Wind farms proliferating like Acne

       A pamphlet dropped through our letterbox detailing plans for a new wind farm to be built on the estate just opposite us to the north west
    The first of these giant windmills arrived a few years ago and we watch them sometimes turning in the wind on the horizon north east of us.
     Many people hated them but I thought they were rather wonderful. Huge moving sculptures. However they are proliferating like acne. I fear that soon every vista and every view will have them. Scotland's beautiful scenery, one of it's few selling points, is being destroyed.
     I have listened to people argue about their cost effectiveness and efficiency etc. The one argument that makes very real sense to me is this. There is no point in building more until someone invents a way to store the energy they produce, or devise a sensible way that it can be sent off to other parts of the country that need it. Up in the North here, we already produce more electricity than we can use. Already many of the existing mills are turned off a lot of the time because too much power has been produced. So why build more and ruin the views.

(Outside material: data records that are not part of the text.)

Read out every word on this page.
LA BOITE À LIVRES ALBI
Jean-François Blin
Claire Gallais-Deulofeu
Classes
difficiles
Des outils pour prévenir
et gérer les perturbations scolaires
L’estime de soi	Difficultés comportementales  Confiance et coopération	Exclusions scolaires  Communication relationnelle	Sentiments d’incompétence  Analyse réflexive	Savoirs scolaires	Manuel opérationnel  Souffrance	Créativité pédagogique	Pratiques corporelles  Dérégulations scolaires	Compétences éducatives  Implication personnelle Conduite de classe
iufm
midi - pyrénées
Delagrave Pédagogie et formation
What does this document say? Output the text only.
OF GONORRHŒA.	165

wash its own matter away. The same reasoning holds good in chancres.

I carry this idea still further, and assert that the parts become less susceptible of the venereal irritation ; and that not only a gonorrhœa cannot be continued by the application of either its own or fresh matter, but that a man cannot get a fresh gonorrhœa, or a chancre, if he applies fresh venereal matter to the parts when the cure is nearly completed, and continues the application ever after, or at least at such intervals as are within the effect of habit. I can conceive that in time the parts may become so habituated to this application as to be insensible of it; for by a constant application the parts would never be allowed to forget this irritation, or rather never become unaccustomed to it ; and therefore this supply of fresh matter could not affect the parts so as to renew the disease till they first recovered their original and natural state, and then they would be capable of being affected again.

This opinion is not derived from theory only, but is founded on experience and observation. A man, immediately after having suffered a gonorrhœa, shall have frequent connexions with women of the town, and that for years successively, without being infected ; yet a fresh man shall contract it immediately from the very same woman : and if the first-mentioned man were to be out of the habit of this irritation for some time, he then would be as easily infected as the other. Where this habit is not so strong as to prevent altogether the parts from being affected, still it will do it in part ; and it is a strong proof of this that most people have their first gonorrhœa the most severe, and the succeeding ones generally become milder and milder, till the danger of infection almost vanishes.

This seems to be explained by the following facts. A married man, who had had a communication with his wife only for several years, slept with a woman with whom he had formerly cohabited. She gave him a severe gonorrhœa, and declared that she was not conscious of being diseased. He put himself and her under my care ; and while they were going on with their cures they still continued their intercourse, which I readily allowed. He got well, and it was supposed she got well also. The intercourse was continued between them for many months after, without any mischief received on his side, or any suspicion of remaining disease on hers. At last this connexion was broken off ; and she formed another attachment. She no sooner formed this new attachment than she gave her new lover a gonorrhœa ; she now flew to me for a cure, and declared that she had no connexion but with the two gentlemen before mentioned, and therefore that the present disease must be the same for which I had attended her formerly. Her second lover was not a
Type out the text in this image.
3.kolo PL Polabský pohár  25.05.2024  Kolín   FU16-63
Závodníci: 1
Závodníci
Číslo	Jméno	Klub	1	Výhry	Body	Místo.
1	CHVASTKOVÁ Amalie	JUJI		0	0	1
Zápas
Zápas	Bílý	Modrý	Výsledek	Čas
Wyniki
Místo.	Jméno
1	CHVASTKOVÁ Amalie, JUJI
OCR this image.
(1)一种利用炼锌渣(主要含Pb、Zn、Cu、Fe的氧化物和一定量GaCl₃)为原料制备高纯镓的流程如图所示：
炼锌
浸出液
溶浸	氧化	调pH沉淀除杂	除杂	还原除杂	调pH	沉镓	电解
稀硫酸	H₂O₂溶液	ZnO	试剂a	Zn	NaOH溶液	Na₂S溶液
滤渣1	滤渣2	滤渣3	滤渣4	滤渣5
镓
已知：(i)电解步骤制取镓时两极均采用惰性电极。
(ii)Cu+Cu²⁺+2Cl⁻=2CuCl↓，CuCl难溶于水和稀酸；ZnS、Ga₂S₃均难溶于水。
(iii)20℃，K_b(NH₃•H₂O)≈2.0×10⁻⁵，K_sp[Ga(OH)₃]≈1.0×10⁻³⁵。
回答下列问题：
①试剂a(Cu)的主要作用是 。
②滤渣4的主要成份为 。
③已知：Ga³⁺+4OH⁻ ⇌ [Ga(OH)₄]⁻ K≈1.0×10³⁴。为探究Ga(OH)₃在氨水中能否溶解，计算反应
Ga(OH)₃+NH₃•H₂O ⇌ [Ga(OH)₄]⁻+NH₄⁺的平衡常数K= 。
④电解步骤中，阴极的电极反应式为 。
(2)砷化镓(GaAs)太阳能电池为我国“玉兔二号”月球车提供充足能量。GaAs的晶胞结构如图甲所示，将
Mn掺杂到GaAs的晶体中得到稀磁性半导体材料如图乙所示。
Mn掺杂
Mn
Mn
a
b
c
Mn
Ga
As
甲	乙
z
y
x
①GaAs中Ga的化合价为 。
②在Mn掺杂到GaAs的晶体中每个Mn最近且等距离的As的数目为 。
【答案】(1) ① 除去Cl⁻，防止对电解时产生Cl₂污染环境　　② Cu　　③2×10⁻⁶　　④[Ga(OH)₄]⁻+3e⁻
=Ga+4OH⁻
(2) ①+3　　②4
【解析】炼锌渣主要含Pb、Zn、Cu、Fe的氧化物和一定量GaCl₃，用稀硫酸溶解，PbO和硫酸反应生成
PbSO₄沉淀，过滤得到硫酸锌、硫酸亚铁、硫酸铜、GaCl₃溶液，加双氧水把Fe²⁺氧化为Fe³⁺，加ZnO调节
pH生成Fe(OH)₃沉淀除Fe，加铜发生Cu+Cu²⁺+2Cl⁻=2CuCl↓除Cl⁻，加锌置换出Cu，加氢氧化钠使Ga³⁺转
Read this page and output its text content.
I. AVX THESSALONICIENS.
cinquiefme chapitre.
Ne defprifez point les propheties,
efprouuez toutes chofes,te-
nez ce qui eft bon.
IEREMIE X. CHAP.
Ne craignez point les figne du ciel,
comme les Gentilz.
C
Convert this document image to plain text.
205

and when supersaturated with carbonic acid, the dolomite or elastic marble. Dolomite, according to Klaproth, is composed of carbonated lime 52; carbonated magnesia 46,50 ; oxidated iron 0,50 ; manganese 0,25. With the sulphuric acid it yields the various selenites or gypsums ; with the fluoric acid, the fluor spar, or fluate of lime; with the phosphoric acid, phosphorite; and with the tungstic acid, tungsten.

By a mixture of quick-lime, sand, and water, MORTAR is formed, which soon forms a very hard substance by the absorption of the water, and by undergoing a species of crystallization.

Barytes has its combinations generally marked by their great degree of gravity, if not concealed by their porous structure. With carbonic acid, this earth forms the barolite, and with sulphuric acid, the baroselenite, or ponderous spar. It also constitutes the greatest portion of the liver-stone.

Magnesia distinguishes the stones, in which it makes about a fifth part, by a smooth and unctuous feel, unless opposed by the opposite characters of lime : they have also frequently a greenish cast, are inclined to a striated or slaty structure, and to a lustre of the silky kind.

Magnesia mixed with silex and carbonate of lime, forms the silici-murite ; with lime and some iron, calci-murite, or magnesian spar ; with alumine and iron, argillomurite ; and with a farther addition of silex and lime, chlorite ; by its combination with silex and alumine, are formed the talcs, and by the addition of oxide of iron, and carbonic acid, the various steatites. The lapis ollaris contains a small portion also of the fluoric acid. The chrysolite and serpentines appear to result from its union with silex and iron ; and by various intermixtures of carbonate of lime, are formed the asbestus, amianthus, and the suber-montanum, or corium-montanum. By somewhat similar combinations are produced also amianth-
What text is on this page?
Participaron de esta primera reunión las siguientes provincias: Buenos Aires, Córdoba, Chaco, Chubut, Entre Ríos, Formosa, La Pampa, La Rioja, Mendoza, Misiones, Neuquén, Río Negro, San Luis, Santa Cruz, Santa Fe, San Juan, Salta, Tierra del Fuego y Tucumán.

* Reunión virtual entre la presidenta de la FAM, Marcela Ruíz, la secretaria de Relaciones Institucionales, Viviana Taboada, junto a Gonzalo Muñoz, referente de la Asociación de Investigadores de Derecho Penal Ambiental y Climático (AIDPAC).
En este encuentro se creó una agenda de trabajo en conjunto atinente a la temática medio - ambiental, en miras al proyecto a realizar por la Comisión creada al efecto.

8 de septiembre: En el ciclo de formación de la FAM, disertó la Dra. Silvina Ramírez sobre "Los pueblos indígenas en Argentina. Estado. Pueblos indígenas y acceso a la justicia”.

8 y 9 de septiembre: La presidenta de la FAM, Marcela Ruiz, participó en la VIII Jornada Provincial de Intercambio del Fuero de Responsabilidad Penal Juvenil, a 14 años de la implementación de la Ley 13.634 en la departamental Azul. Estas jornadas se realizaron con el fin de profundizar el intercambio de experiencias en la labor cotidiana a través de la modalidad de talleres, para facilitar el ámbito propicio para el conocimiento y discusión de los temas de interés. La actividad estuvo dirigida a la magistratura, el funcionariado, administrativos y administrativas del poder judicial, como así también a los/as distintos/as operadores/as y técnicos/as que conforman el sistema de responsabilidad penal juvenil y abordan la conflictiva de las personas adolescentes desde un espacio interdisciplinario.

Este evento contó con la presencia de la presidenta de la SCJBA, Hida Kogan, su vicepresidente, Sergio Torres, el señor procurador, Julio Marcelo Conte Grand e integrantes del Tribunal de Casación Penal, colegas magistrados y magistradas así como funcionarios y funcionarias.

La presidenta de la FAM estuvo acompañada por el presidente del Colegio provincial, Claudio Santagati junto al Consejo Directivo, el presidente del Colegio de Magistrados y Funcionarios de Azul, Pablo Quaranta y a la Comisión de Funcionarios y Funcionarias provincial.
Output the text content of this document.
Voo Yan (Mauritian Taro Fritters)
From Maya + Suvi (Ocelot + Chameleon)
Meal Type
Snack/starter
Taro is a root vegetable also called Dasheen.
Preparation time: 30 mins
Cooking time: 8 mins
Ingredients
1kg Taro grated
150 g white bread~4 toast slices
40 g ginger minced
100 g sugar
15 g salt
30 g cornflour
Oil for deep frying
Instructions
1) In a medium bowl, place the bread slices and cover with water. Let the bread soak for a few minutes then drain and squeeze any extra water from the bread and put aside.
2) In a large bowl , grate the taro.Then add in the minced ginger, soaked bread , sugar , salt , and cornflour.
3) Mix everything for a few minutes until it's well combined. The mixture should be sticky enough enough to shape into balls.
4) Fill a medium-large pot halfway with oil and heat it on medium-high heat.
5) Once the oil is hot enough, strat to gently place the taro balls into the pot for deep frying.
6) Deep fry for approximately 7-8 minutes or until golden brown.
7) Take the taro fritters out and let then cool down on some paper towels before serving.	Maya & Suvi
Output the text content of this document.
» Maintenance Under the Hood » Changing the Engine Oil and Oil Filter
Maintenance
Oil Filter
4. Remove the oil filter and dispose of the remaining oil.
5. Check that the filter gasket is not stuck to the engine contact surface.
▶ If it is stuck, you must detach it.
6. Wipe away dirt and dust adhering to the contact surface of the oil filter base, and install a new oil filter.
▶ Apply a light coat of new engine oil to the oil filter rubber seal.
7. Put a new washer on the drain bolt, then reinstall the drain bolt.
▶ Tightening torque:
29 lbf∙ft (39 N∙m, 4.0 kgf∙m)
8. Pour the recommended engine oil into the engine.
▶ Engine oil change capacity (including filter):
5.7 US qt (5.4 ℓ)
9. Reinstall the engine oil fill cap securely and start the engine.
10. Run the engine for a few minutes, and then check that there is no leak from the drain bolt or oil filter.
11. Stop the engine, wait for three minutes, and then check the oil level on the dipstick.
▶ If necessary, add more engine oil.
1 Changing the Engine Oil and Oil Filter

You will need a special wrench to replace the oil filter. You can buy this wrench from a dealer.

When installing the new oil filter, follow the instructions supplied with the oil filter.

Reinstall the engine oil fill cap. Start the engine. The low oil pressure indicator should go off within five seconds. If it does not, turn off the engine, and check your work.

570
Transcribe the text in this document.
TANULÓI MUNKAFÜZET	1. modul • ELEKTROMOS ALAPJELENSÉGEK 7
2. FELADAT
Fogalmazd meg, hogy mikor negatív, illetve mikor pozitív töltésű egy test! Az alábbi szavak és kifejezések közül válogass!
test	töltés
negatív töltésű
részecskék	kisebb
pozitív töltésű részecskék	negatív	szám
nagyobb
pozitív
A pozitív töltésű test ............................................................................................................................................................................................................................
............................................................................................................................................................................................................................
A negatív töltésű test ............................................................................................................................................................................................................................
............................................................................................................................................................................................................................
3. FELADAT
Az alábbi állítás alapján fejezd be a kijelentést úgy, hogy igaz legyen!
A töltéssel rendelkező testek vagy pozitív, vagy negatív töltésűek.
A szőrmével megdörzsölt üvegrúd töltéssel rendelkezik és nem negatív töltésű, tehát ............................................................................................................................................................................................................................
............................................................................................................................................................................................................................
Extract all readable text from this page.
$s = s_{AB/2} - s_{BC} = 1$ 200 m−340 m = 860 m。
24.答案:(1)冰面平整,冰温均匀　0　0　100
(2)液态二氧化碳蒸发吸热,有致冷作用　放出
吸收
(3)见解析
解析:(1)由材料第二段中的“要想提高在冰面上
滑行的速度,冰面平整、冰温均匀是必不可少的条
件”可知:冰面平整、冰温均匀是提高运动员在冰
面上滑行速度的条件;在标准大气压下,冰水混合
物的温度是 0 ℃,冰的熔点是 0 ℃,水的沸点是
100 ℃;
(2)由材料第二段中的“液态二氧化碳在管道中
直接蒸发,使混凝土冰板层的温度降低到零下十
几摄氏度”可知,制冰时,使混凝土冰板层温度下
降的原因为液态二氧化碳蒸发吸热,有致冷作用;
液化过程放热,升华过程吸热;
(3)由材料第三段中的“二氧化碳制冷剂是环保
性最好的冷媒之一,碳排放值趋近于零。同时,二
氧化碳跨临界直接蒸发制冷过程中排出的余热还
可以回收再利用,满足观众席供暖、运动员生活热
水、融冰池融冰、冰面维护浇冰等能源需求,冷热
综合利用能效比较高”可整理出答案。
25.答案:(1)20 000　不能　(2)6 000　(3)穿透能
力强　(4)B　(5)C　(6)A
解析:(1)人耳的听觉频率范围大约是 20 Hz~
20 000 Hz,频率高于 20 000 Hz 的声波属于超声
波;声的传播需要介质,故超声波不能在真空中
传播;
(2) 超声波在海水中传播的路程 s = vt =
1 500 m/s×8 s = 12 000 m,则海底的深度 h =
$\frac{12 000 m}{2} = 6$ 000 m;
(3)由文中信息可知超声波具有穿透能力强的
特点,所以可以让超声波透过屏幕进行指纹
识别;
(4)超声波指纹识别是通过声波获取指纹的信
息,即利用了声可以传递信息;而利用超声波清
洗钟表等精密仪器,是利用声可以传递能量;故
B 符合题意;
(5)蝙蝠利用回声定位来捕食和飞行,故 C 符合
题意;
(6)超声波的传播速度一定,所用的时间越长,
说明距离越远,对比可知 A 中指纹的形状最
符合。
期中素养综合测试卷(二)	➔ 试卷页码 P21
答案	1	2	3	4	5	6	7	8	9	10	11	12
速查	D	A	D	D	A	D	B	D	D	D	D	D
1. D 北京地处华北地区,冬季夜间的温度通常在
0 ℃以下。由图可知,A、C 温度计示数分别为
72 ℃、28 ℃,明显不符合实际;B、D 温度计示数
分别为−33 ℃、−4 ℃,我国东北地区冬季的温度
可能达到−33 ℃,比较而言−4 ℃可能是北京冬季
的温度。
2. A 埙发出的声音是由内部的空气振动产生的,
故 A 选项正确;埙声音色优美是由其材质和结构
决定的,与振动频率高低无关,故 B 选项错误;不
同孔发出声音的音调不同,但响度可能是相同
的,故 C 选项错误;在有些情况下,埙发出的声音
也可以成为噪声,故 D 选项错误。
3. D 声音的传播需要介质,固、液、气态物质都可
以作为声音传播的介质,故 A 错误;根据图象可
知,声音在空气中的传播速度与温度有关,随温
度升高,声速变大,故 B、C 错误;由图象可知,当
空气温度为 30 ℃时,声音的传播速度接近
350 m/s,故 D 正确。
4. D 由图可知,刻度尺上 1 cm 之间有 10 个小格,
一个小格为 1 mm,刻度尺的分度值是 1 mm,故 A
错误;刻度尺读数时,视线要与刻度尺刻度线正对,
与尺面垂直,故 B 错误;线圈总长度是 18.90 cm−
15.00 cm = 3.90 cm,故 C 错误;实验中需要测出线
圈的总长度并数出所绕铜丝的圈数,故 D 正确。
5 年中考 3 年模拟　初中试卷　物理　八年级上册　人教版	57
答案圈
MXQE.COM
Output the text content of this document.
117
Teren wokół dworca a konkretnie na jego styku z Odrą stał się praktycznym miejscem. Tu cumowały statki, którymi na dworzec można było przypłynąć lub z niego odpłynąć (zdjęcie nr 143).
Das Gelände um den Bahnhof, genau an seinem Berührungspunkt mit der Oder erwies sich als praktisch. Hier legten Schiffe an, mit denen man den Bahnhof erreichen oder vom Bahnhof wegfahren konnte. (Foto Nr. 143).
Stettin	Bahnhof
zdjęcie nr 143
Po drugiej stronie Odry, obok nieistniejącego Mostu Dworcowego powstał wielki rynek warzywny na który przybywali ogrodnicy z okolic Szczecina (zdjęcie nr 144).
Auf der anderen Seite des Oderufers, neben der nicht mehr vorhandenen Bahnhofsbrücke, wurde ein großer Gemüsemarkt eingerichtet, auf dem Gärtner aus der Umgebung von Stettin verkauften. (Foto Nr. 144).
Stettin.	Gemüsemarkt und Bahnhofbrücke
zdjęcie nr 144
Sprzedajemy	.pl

    Of course every estate and landowner wants to get in on the act and get a wind farm on their property. The government is still paying huge amounts of taxpayers money to them for doing so.
    The estate opposite us is on the market and is not selling. The local crofters did some research because one option was a crofters buyout. They found however that the income from the estate was too little to make it feasable. However, if planning permission is granted for a wind farm, then the estate will suddenly look much more attractive to buyers. It would become an economic possibility. So there are arguments on either side. Do we want a beautiful but dead Scotland or an ugly but alive Scotland?